While the challenges of student engagement and technological issues are evident, remote learning does have its benefits.
“Teaching and learning digitally has brought unaccustomed flexibility to our students,” Deek says. “Students now have access to digital classrooms wherever they have access to the internet, [and this is] also true for student support services, which now are available remotely and on-demand.”
“Unlike in a live lecture where students must rely on their notes and recall, a narrated PowerPoint, video demonstration, or even a recording of a synchronous Zoom session can be accessed again and again as needed by students, in digestible bits,” Christensen adds.
“We should not pretend that in-person learning will disappear,” Deek says. “There are many parts of the in-person learning experience that cannot be duplicated digitally. This is especially true for labs and other courses where students need to physically interact with equipment and materials. It also is true that something ineffable is lost from the learning experience without the face-to-face component.”
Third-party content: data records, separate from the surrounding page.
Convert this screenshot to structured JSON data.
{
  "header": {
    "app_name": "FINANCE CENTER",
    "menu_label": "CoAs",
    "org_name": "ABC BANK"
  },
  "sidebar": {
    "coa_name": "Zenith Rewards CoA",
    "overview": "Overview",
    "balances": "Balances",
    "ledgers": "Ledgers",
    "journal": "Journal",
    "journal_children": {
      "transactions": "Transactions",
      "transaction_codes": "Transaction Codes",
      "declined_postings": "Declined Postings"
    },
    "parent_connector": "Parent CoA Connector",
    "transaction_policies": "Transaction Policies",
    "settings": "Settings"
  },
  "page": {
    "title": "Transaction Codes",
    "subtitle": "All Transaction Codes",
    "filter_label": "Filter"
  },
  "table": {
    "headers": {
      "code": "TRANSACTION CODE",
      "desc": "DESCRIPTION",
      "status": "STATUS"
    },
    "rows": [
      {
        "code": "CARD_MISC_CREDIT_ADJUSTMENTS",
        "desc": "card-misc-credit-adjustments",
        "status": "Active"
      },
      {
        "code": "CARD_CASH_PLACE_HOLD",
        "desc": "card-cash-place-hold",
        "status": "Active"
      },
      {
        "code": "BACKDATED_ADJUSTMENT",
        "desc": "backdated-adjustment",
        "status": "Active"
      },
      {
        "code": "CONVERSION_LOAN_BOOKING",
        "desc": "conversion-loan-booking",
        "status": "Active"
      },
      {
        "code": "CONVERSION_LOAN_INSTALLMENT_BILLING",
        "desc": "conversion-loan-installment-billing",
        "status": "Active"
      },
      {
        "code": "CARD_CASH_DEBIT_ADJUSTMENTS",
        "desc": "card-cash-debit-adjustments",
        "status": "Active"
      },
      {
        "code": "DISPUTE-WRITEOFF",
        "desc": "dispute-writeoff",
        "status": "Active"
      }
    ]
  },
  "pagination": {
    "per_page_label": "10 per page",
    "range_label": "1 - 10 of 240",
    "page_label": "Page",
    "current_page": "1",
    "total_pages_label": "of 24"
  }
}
He notes that there will also be a significant impact on the physical requirements of campus facilities in “ways we can only begin to contemplate,” stating it is likely that more classes will continue to use digital technology and such equipment will be permanently installed across more of the campus.
“There also will be other impacts on student services and support,” Deek continues. “For example, waiting areas and physical office space will be reconfigured as more student support services can be provided in a dual mode, in-person and online.”
Additionally, Christensen notes that there are certain conveniences and efficiencies afforded by online instruction that faculty and students may have a hard time giving up. In all likelihood, the future of education will include some type of digital component, the degree to which remains to be seen.
“Sometimes it takes a crisis to expedite change that is likely to happen,” Frolow says. “Online learning will not replace in-person classes; rather it can be integrated into traditional classroom settings to enhance the overall learning experience. What will be interesting to see on the other side of the pandemic is how this shift to a fluid use of online and in-person modalities will affect not just education, but the careers and work-life of students after they graduate. Even jobs that are hands-on are likely to embrace online training and increased employee interaction, especially for those companies with a geographically diverse workforce.”